Cello concertos are often vehicles for warm sentiments (think Dvořák or Elgar), but the first concerto Shostakovich wrote for his close friend Mstislav Rostropovich was predominantly dry and ironic in tone, as befitted two Soviet artists functioning in a world of repression and concealment.
Accordingly, the usually demonstrative Ma wore his poker face for much of the performance, coolly barking out the concerto’s staccato main theme, leaving it to the listener to guess whether the underlying emotion was humor, anger, or something else.
Of course, irony is itself a form of expression. If there was any doubt of that, one had only to contrast Ma’s nervous, biting phrases with the orchestra’s comparatively bland responses—an early indication that the other players were beginning to sit back for the night.
It’s hard for a horn to play as incisively as a stringed instrument, but Richard Sebring did his best to live up to his program billing as a featured soloist, energetically trading phrases with Ma for large portions of the first movement.
The emotional shoe was on the other foot at the opening of the second movement, with the orchestral strings amply producing the indicated “espressivo” and Ma responding with utmost simplicity and restraint.
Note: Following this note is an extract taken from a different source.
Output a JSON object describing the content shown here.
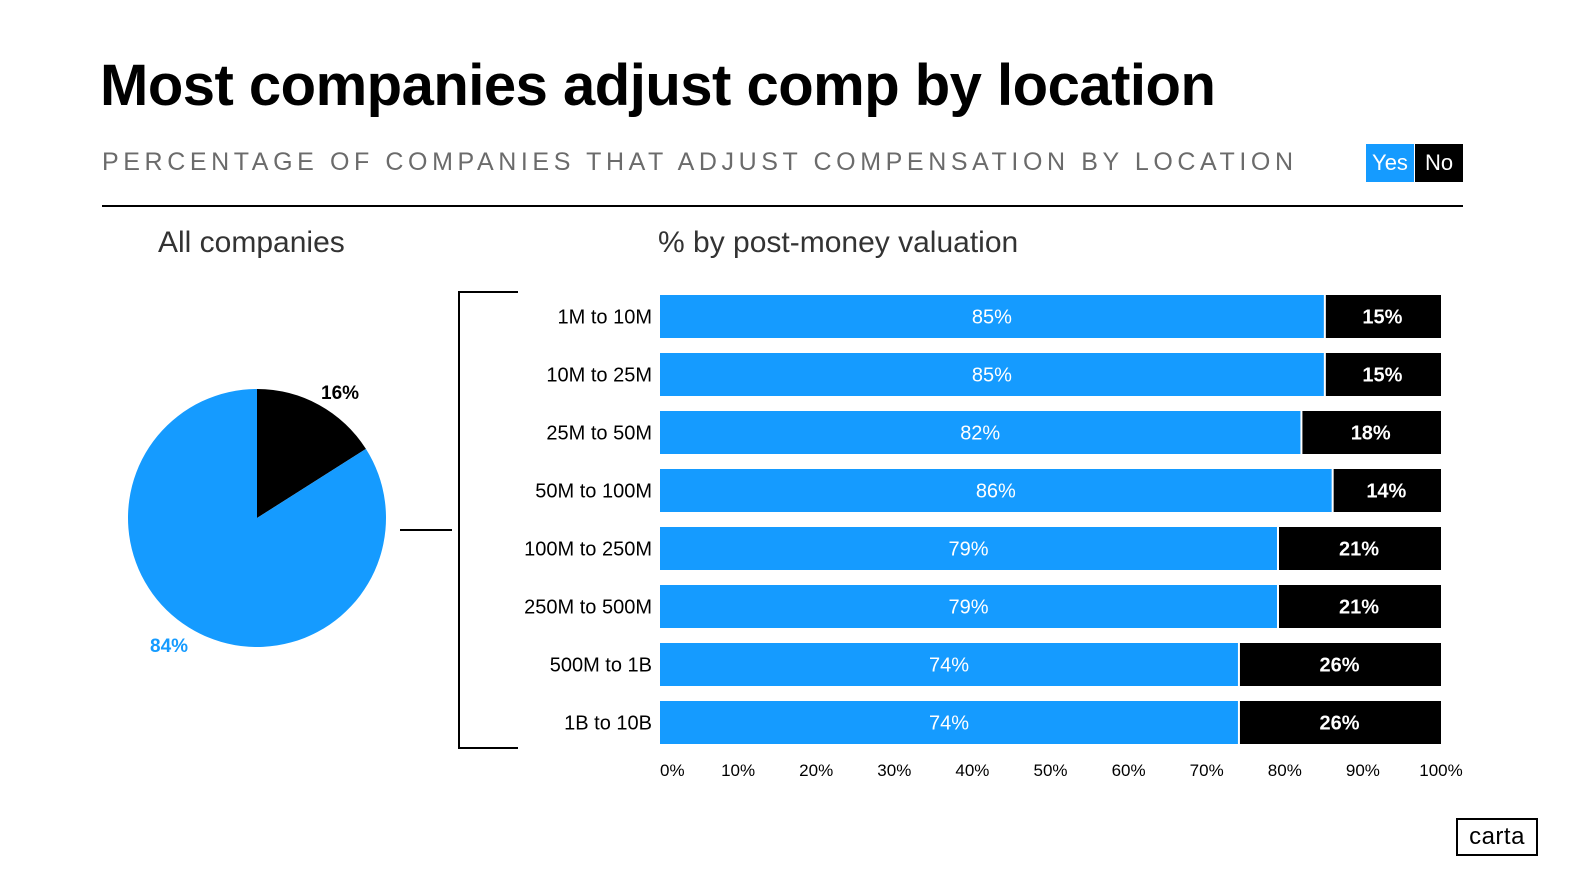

The Russian-inflected second theme, however, brought out at last the kind of intense, overtly expressive playing that the cellist’s fans came to hear.
The arc of simplicity to deep expression was even higher and broader in the vast solo cadenza, the level of emotion building steadily even as Ma took all the time he wanted, turning over each phrase and letting the pauses reverberate.
Finally the cadenza picked up speed, the finale got under way, and Ma delighted the audience again by getting physical with the crackling Allegro con moto. Bending tightly over his 1733 Montagana, he had the priceless instrument pinned in something like a wrestling hold by the furious final pages.
It was Ma as cello hero, and it proved to be a hard act to follow, even by a piece about “a hero’s life.”
The program will be repeated 1:30 p.m. Friday and 8 p.m. Saturday and Tuesday. bso.org; 617-266-1200.